I due leader vorrebbero compiere una missione per
«assicurarsi che il processo di pace avanza» e l'annuncio, giunto dopo settimane
di discussioni dietro le quinte sospinte in parte dal nuovo capo della
diplomazia francese Bernard Kouchner (che volerà la settimana prossima ad Addis
Abeba, sede dell'Unione africana), suona come un nuovo segnale di speranza.

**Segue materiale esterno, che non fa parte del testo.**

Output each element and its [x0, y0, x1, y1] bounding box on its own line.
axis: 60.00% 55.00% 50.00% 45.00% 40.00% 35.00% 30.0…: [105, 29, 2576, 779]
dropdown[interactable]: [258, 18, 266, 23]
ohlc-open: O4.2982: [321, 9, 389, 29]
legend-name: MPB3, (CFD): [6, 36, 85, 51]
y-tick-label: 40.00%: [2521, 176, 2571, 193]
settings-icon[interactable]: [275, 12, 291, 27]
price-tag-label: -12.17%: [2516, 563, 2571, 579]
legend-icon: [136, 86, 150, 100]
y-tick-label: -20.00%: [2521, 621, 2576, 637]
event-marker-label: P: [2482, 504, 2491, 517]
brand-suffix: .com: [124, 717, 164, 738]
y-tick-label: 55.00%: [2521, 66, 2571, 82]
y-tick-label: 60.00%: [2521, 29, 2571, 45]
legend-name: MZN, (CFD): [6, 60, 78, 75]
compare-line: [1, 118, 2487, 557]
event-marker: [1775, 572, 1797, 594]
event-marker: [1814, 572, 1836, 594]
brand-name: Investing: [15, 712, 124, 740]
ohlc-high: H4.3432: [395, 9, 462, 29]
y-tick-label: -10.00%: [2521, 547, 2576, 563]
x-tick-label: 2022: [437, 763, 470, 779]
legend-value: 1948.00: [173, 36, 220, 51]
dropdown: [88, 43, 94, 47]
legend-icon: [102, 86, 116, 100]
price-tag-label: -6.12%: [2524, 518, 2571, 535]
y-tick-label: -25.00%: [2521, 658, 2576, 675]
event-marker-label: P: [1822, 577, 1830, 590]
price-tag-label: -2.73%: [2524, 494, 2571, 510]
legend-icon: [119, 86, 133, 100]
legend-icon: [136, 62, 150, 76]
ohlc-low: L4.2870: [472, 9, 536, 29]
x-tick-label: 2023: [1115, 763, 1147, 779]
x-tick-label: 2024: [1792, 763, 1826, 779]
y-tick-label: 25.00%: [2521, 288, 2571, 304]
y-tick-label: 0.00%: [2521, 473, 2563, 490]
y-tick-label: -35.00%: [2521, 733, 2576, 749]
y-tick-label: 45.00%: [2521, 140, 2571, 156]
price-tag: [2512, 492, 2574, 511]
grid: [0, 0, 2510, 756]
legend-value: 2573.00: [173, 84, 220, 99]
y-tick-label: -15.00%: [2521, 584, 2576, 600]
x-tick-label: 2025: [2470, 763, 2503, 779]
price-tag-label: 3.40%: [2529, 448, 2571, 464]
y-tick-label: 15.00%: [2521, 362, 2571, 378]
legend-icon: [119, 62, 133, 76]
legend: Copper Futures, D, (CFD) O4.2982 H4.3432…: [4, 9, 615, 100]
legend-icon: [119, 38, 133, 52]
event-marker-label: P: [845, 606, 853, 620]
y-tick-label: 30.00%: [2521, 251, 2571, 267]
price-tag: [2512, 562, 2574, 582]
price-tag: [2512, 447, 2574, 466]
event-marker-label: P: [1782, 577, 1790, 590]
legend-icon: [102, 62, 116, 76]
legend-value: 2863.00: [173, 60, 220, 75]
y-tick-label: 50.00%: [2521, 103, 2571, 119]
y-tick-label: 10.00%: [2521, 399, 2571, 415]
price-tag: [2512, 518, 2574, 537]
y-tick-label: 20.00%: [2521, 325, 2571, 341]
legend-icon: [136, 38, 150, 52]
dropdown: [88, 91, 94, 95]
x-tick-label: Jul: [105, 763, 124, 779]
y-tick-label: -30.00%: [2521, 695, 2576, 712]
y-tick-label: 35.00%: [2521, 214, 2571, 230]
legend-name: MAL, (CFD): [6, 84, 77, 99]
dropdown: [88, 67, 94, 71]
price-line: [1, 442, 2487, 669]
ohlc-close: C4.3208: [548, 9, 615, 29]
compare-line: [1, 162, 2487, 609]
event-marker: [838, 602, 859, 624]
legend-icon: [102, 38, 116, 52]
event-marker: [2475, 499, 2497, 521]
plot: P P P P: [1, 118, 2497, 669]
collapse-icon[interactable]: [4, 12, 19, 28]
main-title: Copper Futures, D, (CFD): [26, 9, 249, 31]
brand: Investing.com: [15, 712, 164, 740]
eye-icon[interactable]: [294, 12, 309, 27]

Quella, almeno, di veder finalmente l'Europa in prima linea, e in modo attivo,
su un fronte negli ultimi anni largamente trascurato dalle maggiori cancellerie,
nonostante l'ampiezza sempre più sconcertante del dramma che si è già consumato:
oltre due milioni di sfollati e un bollettino di sfolati che ha già superato il
tetto dei 300mila.
Brown e Sarkozy hanno al contempo precisato che
decideranno l'eventuale trasferta comune solo dopo l'adozione di una risoluzione
nel quadro del Consiglio di sicurezza dell'Onu. Lo stesso in cui almeno due
membri con diritto di veto, la Cina e la Russia, hanno giocato in passato un
ruolo di «protettori» più o meno scoperti del Sudan, finora refrattario di
fronte ai diversi piani proposti a livello internazionale per spegnere il rogo
bellico e umanitario.
Sarkozy ha promesso che Londra e Parigi martelleranno
con crescente insistenza un «messaggio semplice» in direzione di chi alimenta lo
stallo: «La situazione no n può più durare, vi è un'urgenza, delle persone
muoiono e delle persone soffrono, questa situazione deve finire».
Il tono è
fermo ed eguaglia formalmente quello impiegato già da tempo da Washington, prima
capitale ad aver denunciato la realizzazione di un autentico «genocidio» nella
regione. L'altro ieri, in proposito, il presidente americano George W. Bush ha
confessato di aver prospettato il possibile invio unilaterale di truppe Usa, una
soluzione poi accantonata «dopo aver consultato gli alleati, dei membri del
Congresso e delle organizzazioni».
A partecipare al forcing diplomatico è
stato nelle ultime ore anche il segretario generale dell'Onu Ban Ki-moon. Ma la
prospettiva di una rapida pacificazione pare ancora tutt'altro che garantita.